"303" : la revue culturelle des Pays de la Loire consacre un numéro à la bande dessinée

16 janvier 2017 4 commentaires
  • La revue "303", sous-titrée "arts, recherches, créations", a publié fin 2016 tout un numéro dédié à la bande dessinée. Si l’idée de départ est de montrer le dynamisme de la BD dans l’Ouest français, elle se révèle finalement une mine d’information d’une grande richesse, intellectuellement stimulante et qui donne, surtout, envie de lire des bandes dessinées !

La revue "303" est une publication de l’association éponyme et en partie financée par la Région des Pays de la Loire. En collaboration avec La Bulle – Médiathèque de Mazé, la Région a permis cette fois à la revue de se consacrer à la bande dessinée. 258 pages d’un grand format édité avec soin et richement illustré : de quoi ravir les amateurs de BD, qu’ils soient ligériens ou non.

Comme l’explique François-Jean Goudeau dans son éditorial, l’objectif est certes de valoriser la vie artistique et culturelle autour de la bande dessinée en Pays de la Loire. Mais il ne s’agit nullement d’observer le Neuvième art par le petit bout de la lorgnette, et encore moins d’en faire une publicité à tendance chauvine. Le travail des auteurs et des éditeurs est mis en perspective et la bande dessinée est abordée sans condescendance ni snobisme. Objet à la fois commercial et culturel, référencé et mouvant, la BD est présentée comme un art à part entière, moteur d’imagination et vecteur de lien social.

"303" : la revue culturelle des Pays de la Loire consacre un numéro à la bande dessinée
Dessins d’Etienne Davodeau & éditorial de François-Jean Goudeau © Editions 303, 2016

La revue s’ouvre par un entretien entre François-Jean Goudeau et Benoît Peeters. Ce dernier retrace les grandes lignes de l’histoire de la bande dessinée, revenant sur les époques charnières et ne négligeant aucune aire géographique. Son approche mesurée et réfléchie accorde une place juste et méritée à la bande dessinée.

Benoît Peeters prône l’écriture d’une véritable histoire de la BD. Cette histoire devrait à son sens être décloisonnée, c’est-à-dire ne pas s’en tenir à des approches nationales. Il souligne le fait qu’un seul homme n’est plus en mesure d’écrire seul cette histoire – comme c’est d’ailleurs le cas pour la plupart des autres champs de l’histoire culturelle. Il lance donc comme un appel : espérons qu’il sera entendu !

Vient ensuite un "chapitre" intitulé "Premiers cartouches". Trois auteurs y ont leur portrait.
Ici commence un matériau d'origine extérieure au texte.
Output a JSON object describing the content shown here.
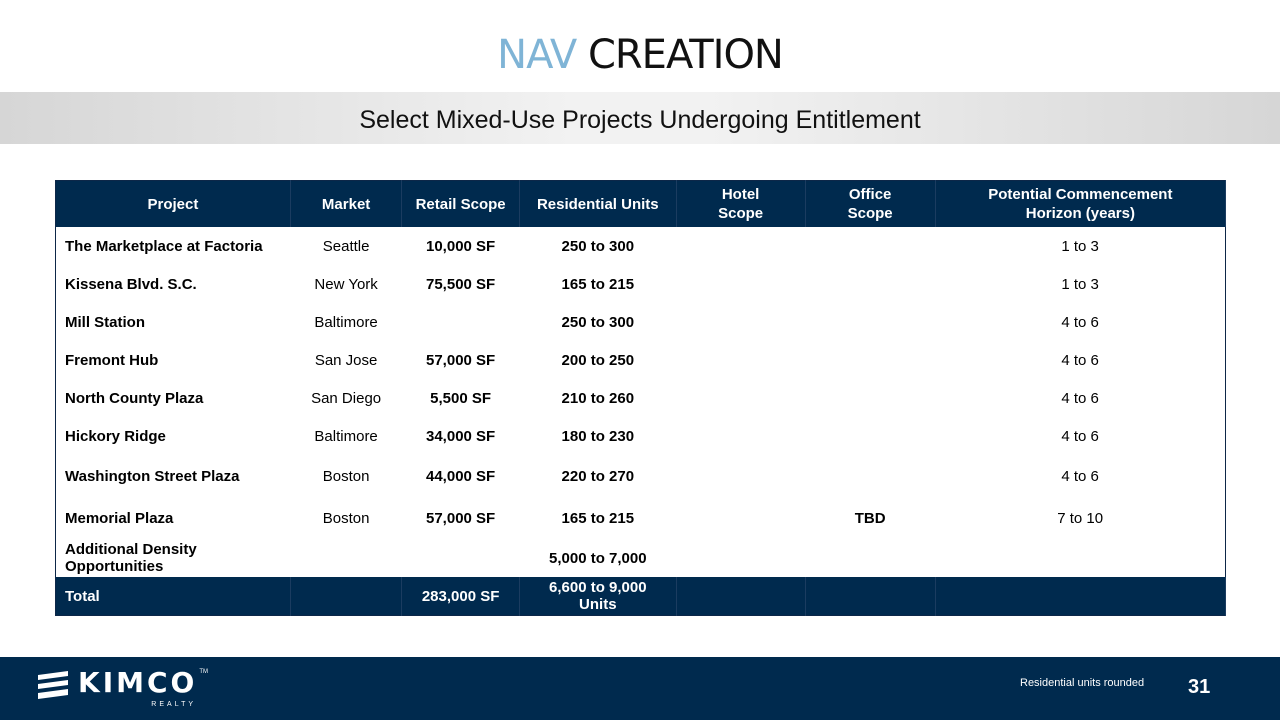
{
  "header": {
    "title_accent": "NAV",
    "title_rest": "CREATION",
    "subtitle": "Select Mixed-Use Projects Undergoing Entitlement"
  },
  "table": {
    "columns": [
      "Project",
      "Market",
      "Retail Scope",
      "Residential Units",
      "Hotel Scope",
      "Office Scope",
      "Potential Commencement Horizon (years)"
    ],
    "rows": [
      [
        "The Marketplace at Factoria",
        "Seattle",
        "10,000 SF",
        "250 to 300",
        "",
        "",
        "1 to 3"
      ],
      [
        "Kissena Blvd. S.C.",
        "New York",
        "75,500 SF",
        "165 to 215",
        "",
        "",
        "1 to 3"
      ],
      [
        "Mill Station",
        "Baltimore",
        "",
        "250 to 300",
        "",
        "",
        "4 to 6"
      ],
      [
        "Fremont Hub",
        "San Jose",
        "57,000 SF",
        "200 to 250",
        "",
        "",
        "4 to 6"
      ],
      [
        "North County Plaza",
        "San Diego",
        "5,500 SF",
        "210 to 260",
        "",
        "",
        "4 to 6"
      ],
      [
        "Hickory Ridge",
        "Baltimore",
        "34,000 SF",
        "180 to 230",
        "",
        "",
        "4 to 6"
      ],
      [
        "Washington Street Plaza",
        "Boston",
        "44,000 SF",
        "220 to 270",
        "",
        "",
        "4 to 6"
      ],
      [
        "Memorial Plaza",
        "Boston",
        "57,000 SF",
        "165 to 215",
        "",
        "TBD",
        "7 to 10"
      ],
      [
        "Additional Density Opportunities",
        "",
        "",
        "5,000 to 7,000",
        "",
        "",
        ""
      ]
    ],
    "total": [
      "Total",
      "",
      "283,000 SF",
      "6,600 to 9,000 Units",
      "",
      "",
      ""
    ]
  },
  "footer": {
    "logo_text": "KIMCO",
    "logo_sub": "REALTY",
    "logo_tm": "TM",
    "note": "Residential units rounded",
    "page_number": "31"
  },
  "colors": {
    "navy": "#002a4e",
    "accent": "#7fb4d6"
  }
}
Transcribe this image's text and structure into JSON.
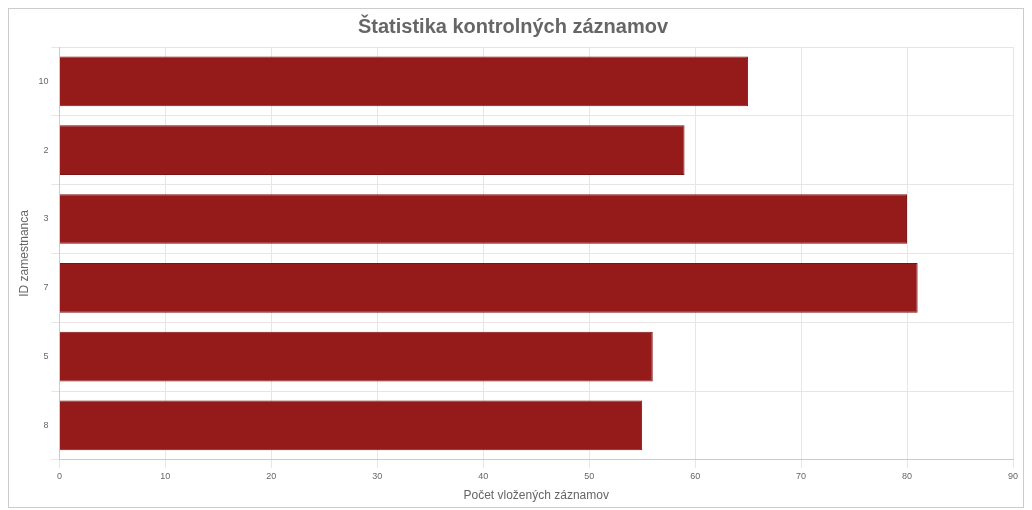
{
  "chart_data": {
    "type": "bar",
    "orientation": "horizontal",
    "title": "Štatistika kontrolných záznamov",
    "xlabel": "Počet vložených záznamov",
    "ylabel": "ID zamestnanca",
    "categories": [
      "10",
      "2",
      "3",
      "7",
      "5",
      "8"
    ],
    "values": [
      65,
      59,
      80,
      81,
      56,
      55
    ],
    "color": "#951b1b",
    "xlim": [
      0,
      90
    ],
    "xticks": [
      0,
      10,
      20,
      30,
      40,
      50,
      60,
      70,
      80,
      90
    ],
    "grid": true,
    "legend": false
  }
}
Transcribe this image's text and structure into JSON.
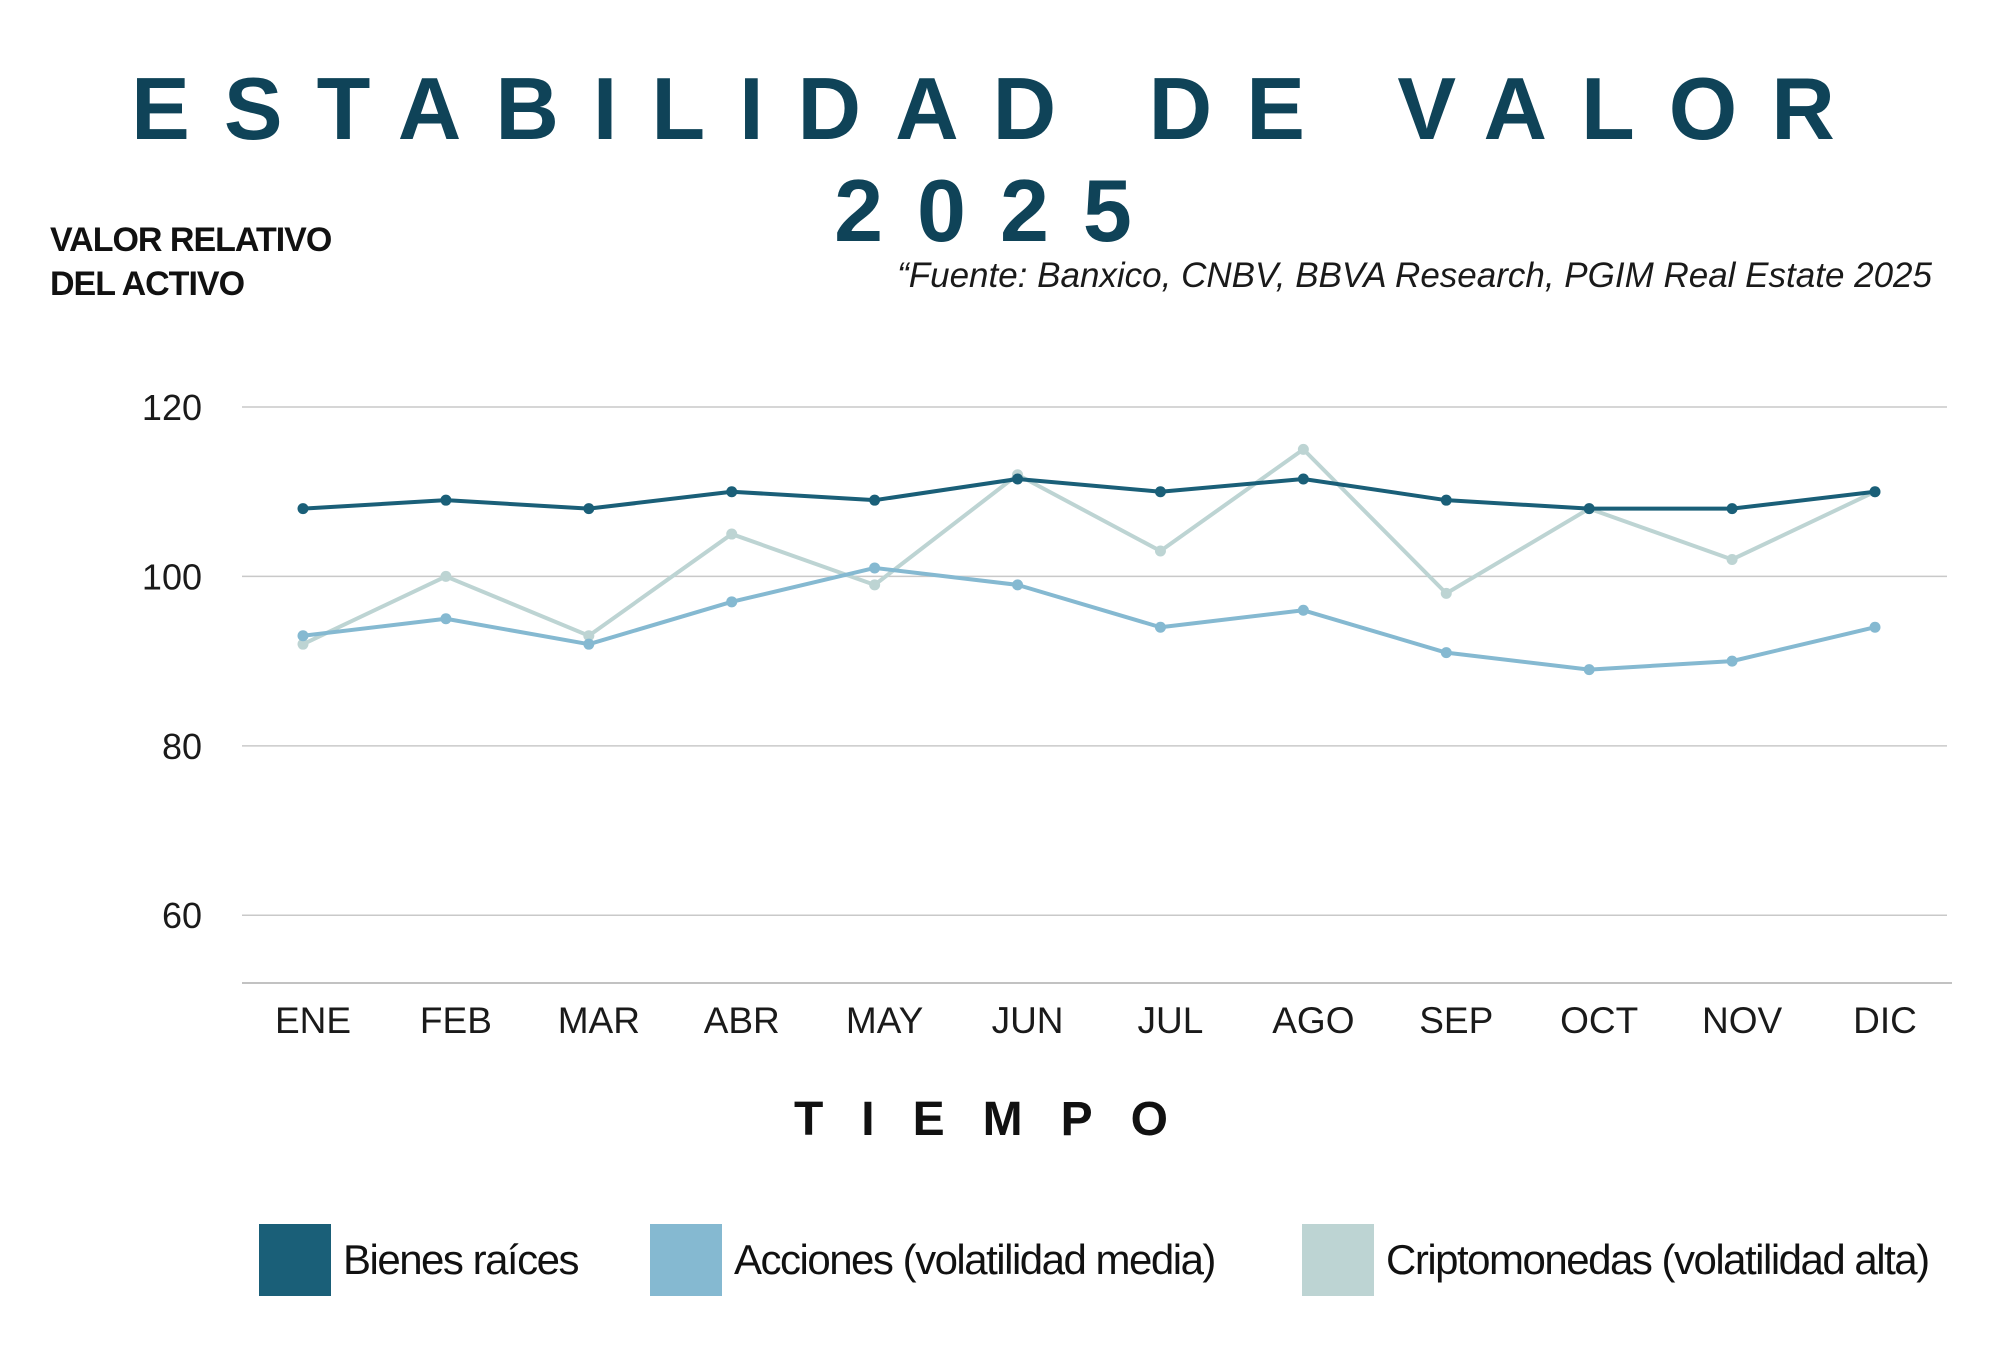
{
  "chart_data": {
    "type": "line",
    "title": "ESTABILIDAD DE VALOR 2025",
    "subtitle": "“Fuente: Banxico, CNBV, BBVA Research, PGIM Real Estate 2025",
    "ylabel_lines": [
      "VALOR RELATIVO",
      "DEL ACTIVO"
    ],
    "xlabel": "TIEMPO",
    "categories": [
      "ENE",
      "FEB",
      "MAR",
      "ABR",
      "MAY",
      "JUN",
      "JUL",
      "AGO",
      "SEP",
      "OCT",
      "NOV",
      "DIC"
    ],
    "yticks": [
      60,
      80,
      100,
      120
    ],
    "ylim": [
      52,
      120
    ],
    "grid": true,
    "legend_position": "bottom",
    "series": [
      {
        "name": "Bienes raíces",
        "color": "#1a5f78",
        "values": [
          108,
          109,
          108,
          110,
          109,
          111.5,
          110,
          111.5,
          109,
          108,
          108,
          110
        ]
      },
      {
        "name": "Acciones (volatilidad media)",
        "color": "#85b9d1",
        "values": [
          93,
          95,
          92,
          97,
          101,
          99,
          94,
          96,
          91,
          89,
          90,
          94
        ]
      },
      {
        "name": "Criptomonedas (volatilidad alta)",
        "color": "#bdd4d3",
        "values": [
          92,
          100,
          93,
          105,
          99,
          112,
          103,
          115,
          98,
          108,
          102,
          110
        ]
      }
    ]
  }
}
Si ces trois-là sont mis en exergue, ce n’est pas pour rien : ils font figures de "père fondateurs" pour la scène régionale. Etienne Davodeau, Pascal Rabaté et Marc-Antoine Mathieu ont chacun quelques pages pour revenir sur leur carrière, leur style, leurs envies. Fondés sur une solide connaissance de leur œuvre et sur des témoignages et entretiens de première main, ces portraits nous permettent d’approfondir notre connaissance d’auteurs dont la valeur n’est plus à démontrer.

Portrait d’Etienne Davodeau © Thomas Chéné - Editions 303, 2016

"Aux suivants" : d’autres portraits sont de nouveau offerts à notre lecture. Rassemblant des autrices et des auteurs qui ont pour point commun d’avoir travaillé (ou de le faire encore) en Pays de la Loire, ce chapitre éveille la curiosité. Grâce aux nombreux dessins et extraits de BD qui accompagnent les textes, il paraît difficile de rester indifférent et de ne pas avoir envie de lire ou de relire les livres de ces artistes.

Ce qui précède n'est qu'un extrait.